El declive en la participación rusa en Oriente Medio data de 1967, cuando la entonces URSS rompió sus relaciones con Israel tras la guerra de los seis días entre Egipto, Siria y Jordania contra el Estado judío. En el marco internacional de la Guerra Fría, entonces prevaleciente, la postura soviética se radicalizó al convertirse en un punto de apoyo absoluto y sin cortapisas al frente árabe del rechazo hacia Israel, anulando todo nexo con éste. De hecho, a lo largo de esa etapa que terminó sólo cuando la URSS se disolvió en los albores de los 90, el Kremlin fungió como el foco productor más importante a nivel internacional de literatura y consignas antisionistas y antisemitas, forzando incluso a sus satélites en Europa oriental a asumir esas mismas directrices. Sin embargo, esta postura extrema le restó a la URSS protagonismo en la región en la medida en que su contraparte en Washington seguía desplegando su influencia en todos los actores mesorientales, mientras que Moscú únicamente podía desarrollar su juego en un solo lado de la cancha. La paz entre Egipto e Israel, firmada en 1979, mediada por la administración del entonces presidente Carter, y repudiada airadamente por la URSS, fue un duro golpe para ésta en tanto Egipto se pasaba a la órbita occidental, restándole así aun más espacio de maniobra a los soviéticos.
Al parecer, ahora Putin opta por recuperar lo perdido y ser de nueva cuenta un jugador de alto nivel en Oriente Medio.

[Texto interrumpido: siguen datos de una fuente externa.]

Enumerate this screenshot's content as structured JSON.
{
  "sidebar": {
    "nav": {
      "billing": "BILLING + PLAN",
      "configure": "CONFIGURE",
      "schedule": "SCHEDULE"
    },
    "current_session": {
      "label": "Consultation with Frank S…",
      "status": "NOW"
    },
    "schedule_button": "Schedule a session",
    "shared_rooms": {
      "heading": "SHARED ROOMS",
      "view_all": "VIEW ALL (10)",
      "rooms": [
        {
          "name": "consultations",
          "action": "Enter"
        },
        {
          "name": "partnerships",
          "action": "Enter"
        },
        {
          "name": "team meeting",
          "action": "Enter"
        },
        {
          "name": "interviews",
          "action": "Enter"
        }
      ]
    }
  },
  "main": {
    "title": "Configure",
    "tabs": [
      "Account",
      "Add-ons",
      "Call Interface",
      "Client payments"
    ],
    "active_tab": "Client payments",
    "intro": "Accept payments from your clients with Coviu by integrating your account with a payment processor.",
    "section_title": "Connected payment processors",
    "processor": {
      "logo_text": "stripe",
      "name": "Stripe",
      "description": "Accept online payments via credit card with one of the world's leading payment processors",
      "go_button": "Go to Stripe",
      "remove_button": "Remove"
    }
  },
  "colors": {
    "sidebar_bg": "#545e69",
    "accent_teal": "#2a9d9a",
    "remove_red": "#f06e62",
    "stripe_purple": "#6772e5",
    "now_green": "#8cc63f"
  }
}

Pretende jugar con todas las cartas y no sólo con algunas, y es por ello que al tiempo que visita Israel viaja también a territorio palestino para entrevistarse con el liderazgo de la Autoridad Nacional Palestina y sostiene relaciones con el Hamas que gobierna en Gaza. Igualmente apoya de manera sustantiva a Bashar al-Assad y al régimen de los ayatolas en Irán, sin por ello dejar de prestarse a colaborar con Estados Unidos y la Unión Europea en la búsqueda de formas, sino de solucionar, al menos de atenuar, los graves conflictos protagonizados por estos aliados suyos. Putin se da cuenta de que un sismo gigantesco está transformando de manera radical la naturaleza y estructuras del mundo árabe. Los resultados finales de todos estos cambios vertiginosos siguen siendo inciertos y lo menos que desea el jerarca ruso en este panorama es que su país, al cual pretende restaurarle las glorias de sus mejores épocas, quede en posición irrelevante y rebasado por sus competidores occidentales.